Depends on what exactly your company is doing? Why do you care if an applicant understand how a hash map works; and what's particular about a hash map?

I'd care more about an applicant understanding the concept of a hash; or hashing in general. If an applicant shows that he understands that a hash is a magical and fascinating mathematical concept; and it can have uses in Information/Computers, that would be more interesting (to me) than someone who memorized a hash map definition.

He can always learn about a particular application of hashing (hash map, for example). But the latter shows aptitude and capacity to learn these later on the job.

> why do you care if an applicant understand how a hash map works; and what's particular about a hash map?

Because a hash map is:

1) a pretty basic concept in data structures

2) Variations on hash maps are used all the time in the real world. If you use objects in javascript, dictionaries in python, or maps in C++, then you are using things that essentially implement hash maps.
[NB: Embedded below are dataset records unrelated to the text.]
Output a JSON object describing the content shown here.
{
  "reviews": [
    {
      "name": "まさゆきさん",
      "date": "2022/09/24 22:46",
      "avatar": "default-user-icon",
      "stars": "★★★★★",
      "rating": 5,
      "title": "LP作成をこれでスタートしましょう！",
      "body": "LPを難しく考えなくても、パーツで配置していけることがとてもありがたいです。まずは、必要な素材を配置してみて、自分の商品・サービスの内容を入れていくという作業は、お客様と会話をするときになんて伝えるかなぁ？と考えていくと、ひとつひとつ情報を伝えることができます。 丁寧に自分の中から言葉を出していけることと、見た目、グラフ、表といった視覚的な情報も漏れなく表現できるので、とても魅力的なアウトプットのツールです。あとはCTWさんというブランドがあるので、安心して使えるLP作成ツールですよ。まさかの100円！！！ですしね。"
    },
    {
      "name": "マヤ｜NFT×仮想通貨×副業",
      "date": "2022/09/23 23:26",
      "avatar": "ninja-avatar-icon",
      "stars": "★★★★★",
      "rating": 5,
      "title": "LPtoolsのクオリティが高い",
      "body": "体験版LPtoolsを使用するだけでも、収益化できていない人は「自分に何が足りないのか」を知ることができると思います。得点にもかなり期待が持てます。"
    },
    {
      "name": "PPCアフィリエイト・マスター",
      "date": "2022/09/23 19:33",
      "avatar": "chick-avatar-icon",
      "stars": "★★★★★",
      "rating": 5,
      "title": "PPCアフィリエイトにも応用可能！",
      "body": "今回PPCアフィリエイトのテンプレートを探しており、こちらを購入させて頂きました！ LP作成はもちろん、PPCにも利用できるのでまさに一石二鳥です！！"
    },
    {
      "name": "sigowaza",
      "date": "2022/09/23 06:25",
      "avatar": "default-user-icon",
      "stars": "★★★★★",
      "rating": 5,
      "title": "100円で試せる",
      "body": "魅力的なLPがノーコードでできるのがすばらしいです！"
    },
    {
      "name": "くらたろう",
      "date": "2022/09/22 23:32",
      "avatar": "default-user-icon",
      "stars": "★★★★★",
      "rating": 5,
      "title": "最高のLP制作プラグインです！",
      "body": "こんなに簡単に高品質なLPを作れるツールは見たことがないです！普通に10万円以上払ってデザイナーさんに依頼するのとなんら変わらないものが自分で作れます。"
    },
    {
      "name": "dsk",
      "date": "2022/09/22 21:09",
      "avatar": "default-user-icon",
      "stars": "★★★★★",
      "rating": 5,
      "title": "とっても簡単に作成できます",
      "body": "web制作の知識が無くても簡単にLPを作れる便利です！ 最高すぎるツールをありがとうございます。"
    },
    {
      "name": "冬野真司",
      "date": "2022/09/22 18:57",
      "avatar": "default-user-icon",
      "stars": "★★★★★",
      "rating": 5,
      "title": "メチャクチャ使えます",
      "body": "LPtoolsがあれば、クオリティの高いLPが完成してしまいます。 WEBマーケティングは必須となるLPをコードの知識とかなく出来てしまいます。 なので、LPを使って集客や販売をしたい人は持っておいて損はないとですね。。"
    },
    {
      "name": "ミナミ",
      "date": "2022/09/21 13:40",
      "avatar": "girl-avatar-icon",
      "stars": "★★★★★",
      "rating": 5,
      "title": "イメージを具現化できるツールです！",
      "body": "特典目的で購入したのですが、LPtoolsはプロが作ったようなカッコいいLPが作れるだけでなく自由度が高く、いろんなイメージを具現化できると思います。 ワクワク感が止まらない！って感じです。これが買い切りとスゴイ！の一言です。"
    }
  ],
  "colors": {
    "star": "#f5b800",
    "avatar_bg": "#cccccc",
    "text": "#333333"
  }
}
Point number 1 is like if I went to an orthopedic surgeon and they couldn't tell me what the liver does. You can say "well the liver has nothing to do with my finger that got smashed in a car crash, so what do I care." Or you can say, "that seems like a red flag. Maybe I'd be safer choosing a different doctor."

* Note: I have no idea how often the liver comes up in orthopedic finger surgery and for all I know it's a lot. But I think you get the point.

  • >Variations on hash maps are used all the time

    Yes, you use them. You don't build them. To torture your analogy it's like asking the surgeon to explain how their bone saw works. Why should they know? All they care is that it cuts bone.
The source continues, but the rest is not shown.